Your Summertime Escape: Books for Mature Readers

While many readers love curling up with a good book in front of a cozy fire during the winter months, the lazy days of summer are great for grabbing a cold drink, a paperback, and soaking up story after story.

If summer reading is on your itinerary, we’ve got some engaging books for your page-flipping journey. A good place to start is Goodreads, an online community of book lovers. It’s free to join, and you can find ratings (one to five stars) of books listed. 

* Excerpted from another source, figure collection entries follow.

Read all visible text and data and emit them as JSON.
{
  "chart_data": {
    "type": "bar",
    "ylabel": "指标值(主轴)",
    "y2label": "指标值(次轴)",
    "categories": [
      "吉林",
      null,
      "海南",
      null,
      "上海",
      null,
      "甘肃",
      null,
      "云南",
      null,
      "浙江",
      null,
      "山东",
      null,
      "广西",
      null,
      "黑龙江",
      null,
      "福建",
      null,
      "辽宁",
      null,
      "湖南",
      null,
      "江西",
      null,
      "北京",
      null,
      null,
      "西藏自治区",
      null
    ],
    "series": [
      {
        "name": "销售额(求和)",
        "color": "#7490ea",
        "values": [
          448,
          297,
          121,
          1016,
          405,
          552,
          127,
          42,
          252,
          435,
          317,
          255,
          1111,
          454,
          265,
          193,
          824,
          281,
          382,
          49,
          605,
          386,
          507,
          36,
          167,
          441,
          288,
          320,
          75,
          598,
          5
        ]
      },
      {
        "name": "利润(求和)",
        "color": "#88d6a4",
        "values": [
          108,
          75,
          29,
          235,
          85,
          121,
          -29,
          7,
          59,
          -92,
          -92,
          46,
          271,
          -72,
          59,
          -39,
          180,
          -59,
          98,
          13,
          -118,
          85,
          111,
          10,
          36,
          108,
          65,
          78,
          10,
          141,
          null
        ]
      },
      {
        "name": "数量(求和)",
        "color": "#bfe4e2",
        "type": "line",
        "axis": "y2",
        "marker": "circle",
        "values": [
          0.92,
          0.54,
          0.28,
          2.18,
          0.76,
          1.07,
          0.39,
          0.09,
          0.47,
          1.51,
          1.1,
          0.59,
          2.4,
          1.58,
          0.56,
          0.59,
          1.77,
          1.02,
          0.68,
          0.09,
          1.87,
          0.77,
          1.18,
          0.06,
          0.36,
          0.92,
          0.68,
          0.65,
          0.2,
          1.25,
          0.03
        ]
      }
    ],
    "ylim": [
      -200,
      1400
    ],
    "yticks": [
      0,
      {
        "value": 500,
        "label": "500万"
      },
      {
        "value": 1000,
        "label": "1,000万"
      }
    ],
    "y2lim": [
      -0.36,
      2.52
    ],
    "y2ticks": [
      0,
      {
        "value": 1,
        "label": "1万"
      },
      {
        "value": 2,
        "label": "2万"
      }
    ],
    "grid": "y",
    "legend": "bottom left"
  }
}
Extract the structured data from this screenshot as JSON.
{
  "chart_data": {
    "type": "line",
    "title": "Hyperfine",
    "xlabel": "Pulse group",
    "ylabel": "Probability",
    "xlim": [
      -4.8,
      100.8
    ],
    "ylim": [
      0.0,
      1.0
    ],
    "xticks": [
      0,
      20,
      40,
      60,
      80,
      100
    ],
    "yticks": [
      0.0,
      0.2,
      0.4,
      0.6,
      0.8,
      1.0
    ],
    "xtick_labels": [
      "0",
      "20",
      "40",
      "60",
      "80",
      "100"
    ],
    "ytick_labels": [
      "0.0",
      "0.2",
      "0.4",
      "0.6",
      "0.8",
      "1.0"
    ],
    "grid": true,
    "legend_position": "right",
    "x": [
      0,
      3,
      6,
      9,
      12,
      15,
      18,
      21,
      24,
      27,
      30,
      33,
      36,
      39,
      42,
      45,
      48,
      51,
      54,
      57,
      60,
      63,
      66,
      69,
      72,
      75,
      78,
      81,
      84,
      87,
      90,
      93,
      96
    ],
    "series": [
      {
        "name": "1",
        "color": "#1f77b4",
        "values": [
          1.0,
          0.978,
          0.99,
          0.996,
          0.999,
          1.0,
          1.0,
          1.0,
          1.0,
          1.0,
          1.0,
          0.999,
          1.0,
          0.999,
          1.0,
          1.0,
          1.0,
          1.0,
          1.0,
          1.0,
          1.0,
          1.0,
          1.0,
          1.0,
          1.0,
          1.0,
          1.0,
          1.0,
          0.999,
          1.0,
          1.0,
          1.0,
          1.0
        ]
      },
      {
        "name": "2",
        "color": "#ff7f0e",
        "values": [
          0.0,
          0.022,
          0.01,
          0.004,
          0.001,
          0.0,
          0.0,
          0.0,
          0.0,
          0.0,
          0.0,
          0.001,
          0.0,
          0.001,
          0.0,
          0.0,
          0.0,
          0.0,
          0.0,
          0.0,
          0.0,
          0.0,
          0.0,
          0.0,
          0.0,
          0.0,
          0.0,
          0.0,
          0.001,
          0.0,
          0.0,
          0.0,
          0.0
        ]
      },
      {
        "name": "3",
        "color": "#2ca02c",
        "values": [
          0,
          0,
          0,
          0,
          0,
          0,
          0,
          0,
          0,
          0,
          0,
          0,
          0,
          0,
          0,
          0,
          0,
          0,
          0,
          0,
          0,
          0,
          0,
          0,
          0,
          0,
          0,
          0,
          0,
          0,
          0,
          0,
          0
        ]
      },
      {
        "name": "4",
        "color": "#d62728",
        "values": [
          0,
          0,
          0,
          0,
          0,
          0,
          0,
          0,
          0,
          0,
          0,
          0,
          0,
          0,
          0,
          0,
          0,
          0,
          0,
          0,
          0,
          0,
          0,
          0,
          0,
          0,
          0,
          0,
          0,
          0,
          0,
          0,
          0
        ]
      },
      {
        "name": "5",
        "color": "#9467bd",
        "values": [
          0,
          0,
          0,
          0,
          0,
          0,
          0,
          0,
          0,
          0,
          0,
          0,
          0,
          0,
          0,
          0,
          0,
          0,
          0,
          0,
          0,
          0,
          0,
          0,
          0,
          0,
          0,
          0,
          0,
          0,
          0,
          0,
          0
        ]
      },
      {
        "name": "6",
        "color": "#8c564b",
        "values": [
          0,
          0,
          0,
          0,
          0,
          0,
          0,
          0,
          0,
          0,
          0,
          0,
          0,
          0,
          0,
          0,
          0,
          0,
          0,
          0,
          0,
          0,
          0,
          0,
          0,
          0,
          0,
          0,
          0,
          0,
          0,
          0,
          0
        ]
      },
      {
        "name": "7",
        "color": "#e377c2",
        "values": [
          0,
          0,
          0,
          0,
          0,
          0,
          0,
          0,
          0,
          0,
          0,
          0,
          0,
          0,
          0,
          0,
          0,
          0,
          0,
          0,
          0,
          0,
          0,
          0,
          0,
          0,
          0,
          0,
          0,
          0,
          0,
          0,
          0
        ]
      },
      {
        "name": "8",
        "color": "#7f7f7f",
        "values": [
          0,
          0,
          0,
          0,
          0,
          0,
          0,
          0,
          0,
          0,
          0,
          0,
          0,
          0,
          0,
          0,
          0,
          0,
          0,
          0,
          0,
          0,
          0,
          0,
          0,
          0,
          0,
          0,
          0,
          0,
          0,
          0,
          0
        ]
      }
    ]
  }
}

Here are a few of the 200-plus books Goodreads lists as popular reading for seniors:

  • Remarkably Bright Creatures
  • The Boys in the Boat
  • The First Ladies
  • The Immortal Life of Henrietta Lacks
  • The Kitchen Front
  • The Personal Librarian

Goodreads also lists the most anticipated new titles, billed as “The Big Books of Summer,” including:

  • By Any Other Name by Jodi Picoult (release date Aug. 20)
  • Long Island Compromise by Taffy Brodesser-Akner, author of Fleishman Is in Trouble (release date July 9)
  • Shelterwood by Lisa Wingate, author of Before We Were Yours (release date June 4)
  • The Next Mrs. Parrish, sequel to The Last Mrs. Parris, by Liv Constantine (release date June 18)
  • The Widow’s Guide to Dead Bastards by Jessica Waite (release date July 30)

Another popular online resource, for those with a Facebook account, is Renee’s Reading Club. With over 54,000 members, this group is filled with book recommendations and reviews. 

Love historical fiction? Check out The Women by Kristin Hannah, author of The Nightingale and The Four Winds. This novel tells the untold story of the women who served as nurses in the Vietnam War. 

A fan of fiction? Swan Song by Elin Hilderbrand has all the makings of a perfect beach read: drama and romance. Demon Copperfield by Barbara Kingsolver is a coming-of-age story set in Appalachia.

Summertime is a good opportunity for you to lighten things up a bit when it comes to books — both in terms of content and length. If you typically turn the pages of massive historical tomes, allow yourself the “guilty pleasure” of reading a work of fiction. There’s no judgment here. If you never read 50 Shades of Grey, go for it!

Do you enjoy sharing your love of books with others? If so, the Meadowood Book Club is for you. Bonnie MacDonald has been leading the book club for two years. The book club, with about two dozen members and 15 “regulars,” meets the second Monday of the month, October through June, from 11 a.m. to noon in the Club Room. Because all books are borrowed from the Montgomery County Library Bookmobile, Bonnie acknowledges it’s sometimes difficult to get enough copies of extremely popular selections.

A reading list, with a synopsis of each book, is compiled based on titles members have read or are interested in reading. Members then vote on the books to be read. Bonnie noted that a few members read their books on Kindle and several of the senior readers prefer larger-print books.

“It’s pretty informal,” Bonnie says of the meetings. Members rotate who leads the discussion, usually starting with a brief background on the author. Like many book clubs, members often take turns saying whether they liked the book and why. 

Bonnie has found book club notes dating back to 1995. Some of the club’s first books include The Scarlet Letter and The Shipping News. More recent selections have included A Gentleman in Moscow and Killers of the Flower Moon. She says the club reads books of all genres: fiction, nonfiction, historical fiction. If you’re a lover of mysteries, though, you’ll have to read those on your own. Some of her favorite authors are Alice Hoffman, Isabelle Allende, Erik Larsen, and David Grann (author of Killers of the Flower Moon).

She notes that Meadowood has its own library, and the first week of every month there’s a table with books for the taking. The library’s checkout system, like the book club, is rather informal. “It’s on the honor system,” Bonnie says. “You can keep the book out for as long as you want.”

So whether you enjoy discussing books with others who share your passion for reading or prefer to go at your own pace, summer is the perfect time to go on a literary adventure and get lost in the pages of a good book. Remember, active aging involves both the body and the mind — and reading is a wonderful way to keep the mind sharp. So go ahead and stick your toes in the sand and your nose in a novel.